As business gets more competitive, more global, more technologically
driven, it gets easier for others to compete with you. It
gets harder to be successful by just doing OK. It gets harder to
launch a good product and enjoy the benefits of your innovation
for a long time without serious competition. And, yes, it does get
tougher to make a living. So what was good enough for our parents
to be able to get by and make a “good living” isn’t good
enough today. You may have read that many of us will fail to
achieve the relative standard of living that our parents did
because of that tougher world out there. Of course, if you’vebeen alive for the past 10 or 15 years, you also know that there
are unprecedented opportunities to create new wealth, new
products, new companies, and new fortunes that never before
existed. It’s unlikely that our forefathers could have imagined fortunes
being made, and lost, as quickly as they were in the ’90s.
So it’s hard to argue that times are more challenging now.
The question is: what can you do about it? The answer: not
much about the times, but a lot about how you prepare for
them. And that’s what this book is all about.

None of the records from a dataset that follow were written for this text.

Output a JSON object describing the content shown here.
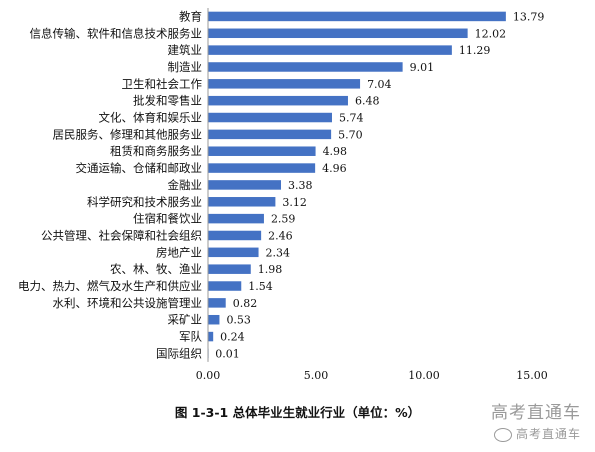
{
  "chart_data": {
    "type": "bar",
    "orientation": "horizontal",
    "title": "图 1-3-1  总体毕业生就业行业（单位：%）",
    "xlim": [
      0,
      15
    ],
    "xticks": [
      "0.00",
      "5.00",
      "10.00",
      "15.00"
    ],
    "grid": false,
    "bar_color": "#4472C4",
    "categories": [
      "教育",
      "信息传输、软件和信息技术服务业",
      "建筑业",
      "制造业",
      "卫生和社会工作",
      "批发和零售业",
      "文化、体育和娱乐业",
      "居民服务、修理和其他服务业",
      "租赁和商务服务业",
      "交通运输、仓储和邮政业",
      "金融业",
      "科学研究和技术服务业",
      "住宿和餐饮业",
      "公共管理、社会保障和社会组织",
      "房地产业",
      "农、林、牧、渔业",
      "电力、热力、燃气及水生产和供应业",
      "水利、环境和公共设施管理业",
      "采矿业",
      "军队",
      "国际组织"
    ],
    "values": [
      13.79,
      12.02,
      11.29,
      9.01,
      7.04,
      6.48,
      5.74,
      5.7,
      4.98,
      4.96,
      3.38,
      3.12,
      2.59,
      2.46,
      2.34,
      1.98,
      1.54,
      0.82,
      0.53,
      0.24,
      0.01
    ],
    "value_labels": [
      "13.79",
      "12.02",
      "11.29",
      "9.01",
      "7.04",
      "6.48",
      "5.74",
      "5.70",
      "4.98",
      "4.96",
      "3.38",
      "3.12",
      "2.59",
      "2.46",
      "2.34",
      "1.98",
      "1.54",
      "0.82",
      "0.53",
      "0.24",
      "0.01"
    ]
  },
  "watermark": {
    "main": "高考直通车",
    "small": "高考直通车"
  }
}
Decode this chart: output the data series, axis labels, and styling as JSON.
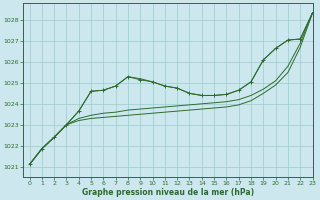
{
  "xlabel": "Graphe pression niveau de la mer (hPa)",
  "background_color": "#cce8ee",
  "grid_color": "#99cccc",
  "line_color": "#2d6b2d",
  "xlim": [
    -0.5,
    23
  ],
  "ylim": [
    1020.5,
    1028.8
  ],
  "yticks": [
    1021,
    1022,
    1023,
    1024,
    1025,
    1026,
    1027,
    1028
  ],
  "xticks": [
    0,
    1,
    2,
    3,
    4,
    5,
    6,
    7,
    8,
    9,
    10,
    11,
    12,
    13,
    14,
    15,
    16,
    17,
    18,
    19,
    20,
    21,
    22,
    23
  ],
  "lines": [
    {
      "y": [
        1021.1,
        1021.85,
        1022.4,
        1023.0,
        1023.65,
        1024.6,
        1024.65,
        1024.85,
        1025.3,
        1025.15,
        1025.05,
        1024.85,
        1024.75,
        1024.5,
        1024.4,
        1024.4,
        1024.45,
        1024.65,
        1025.05,
        1026.1,
        1026.65,
        1027.05,
        1027.1,
        1028.35
      ],
      "marker": true
    },
    {
      "y": [
        1021.1,
        1021.85,
        1022.4,
        1023.0,
        1023.3,
        1023.45,
        1023.55,
        1023.6,
        1023.7,
        1023.75,
        1023.8,
        1023.85,
        1023.9,
        1023.95,
        1024.0,
        1024.05,
        1024.1,
        1024.2,
        1024.4,
        1024.7,
        1025.1,
        1025.8,
        1026.9,
        1028.35
      ],
      "marker": false
    },
    {
      "y": [
        1021.1,
        1021.85,
        1022.4,
        1023.0,
        1023.2,
        1023.3,
        1023.35,
        1023.4,
        1023.45,
        1023.5,
        1023.55,
        1023.6,
        1023.65,
        1023.7,
        1023.75,
        1023.8,
        1023.85,
        1023.95,
        1024.15,
        1024.5,
        1024.9,
        1025.5,
        1026.7,
        1028.35
      ],
      "marker": false
    },
    {
      "y": [
        1021.1,
        1021.85,
        1022.4,
        1023.0,
        1023.65,
        1024.6,
        1024.65,
        1024.85,
        1025.3,
        1025.2,
        1025.05,
        1024.85,
        1024.75,
        1024.5,
        1024.4,
        1024.4,
        1024.45,
        1024.65,
        1025.05,
        1026.1,
        1026.65,
        1027.05,
        1027.1,
        1028.35
      ],
      "marker": false
    }
  ]
}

When I was a young boy, my father owned and ran a small
grocery store that supplied the neighbors with their daily household
needs, long before supermarkets killed the mom-and-pops
that then existed in every neighborhood. When school was over,
I went to the store to help out, because mom and dad were both
working there. My first job was opening cases of packaged
goods, pricing the packages, and stocking the shelves. Then I
packed groceries and delivered them to customers, sometimes
after taking their order over the phone and personally filling it.
(Yes, that was how many small stores did business back then.)
Then I graduated to cutting meat in the fresh meat department.
By the time I was in junior high school, I was checking out customers,
opening the store in the morning, and finally running
the store when my parents went on a rare vacation. By the time
I was in high school, I had run every aspect of a small business,
including opening and closing the cash register and doing the
bookkeeping at the end of the day.
In today’s business terms, I had worked in shipping/receiving,
warehousing and inventory control, production, sales, delivery,
billing and collection, accounting, and management.
Uncommon today? Yes, and yet that diverse background is
exactly what is being demanded more and more of today’s upand-
coming professionals. Managers in companies large and
small, including directors, vice presidents, and general managers,
are finding their particular specialties aren’t going to
carry them to the finish line as they might once have.
Their first clue might have been the arrival of the personal
computer. Senior managers and company executives a generation
ago were challenged by their lack of knowledge of this new
tool, no matter how firmly they knew their own particular areas
of expertise. The young professionals coming into the business
often made their bosses look old-fashioned with their mastery of
this impressive and intimidating technology. Soon, as we discovered,
those young professionals had children, whose computer
acumen after being on the planet for only a few years made
even their savvy parents sit up and take notice. And so it goes.
Now, as we are learning, finance and accounting are having
an impact on many companies in ways never before thought of
by managers outside the financial department. The accounting
scandals of 2002 showed that financial incompetence, or carelessness,
or simply lack of integrity, could wipe out the efforts of
thousands of loyal, hard-working employees. The report card, it
seems, has become more important than it ever was when we
were in school.
Today we’re finding out that we need to know how to read a
report card so we can just keep our jobs, let alone advance in our
careers. Boards of directors now need to delve into the reports
they have routinely received for years to a degree never before
contemplated. They need to understand financial terminology and
accounting methods they might previously have taken for granted.
CEOs now need to be completely aware of what their people
are doing and the financial ramifications, because they will no
longer be able to credibly say they didn’t know. And finally, managers
within a company, whether large or small, are going to
need to understand the rules of accounting and the boundaries of
proper finance well enough to avoid getting into trouble just
because they were aggressively trying to make their goals. As for
those who aspire to become managers, they might not even get
started up the ladder until they can demonstrate this kind of
knowledge. So you see, it touches everyone.
Now, it’s all well and good to say that accounting scandals
will make everyone learn more about finance and accounting,
but is that the only reason to know this stuff? Of course not!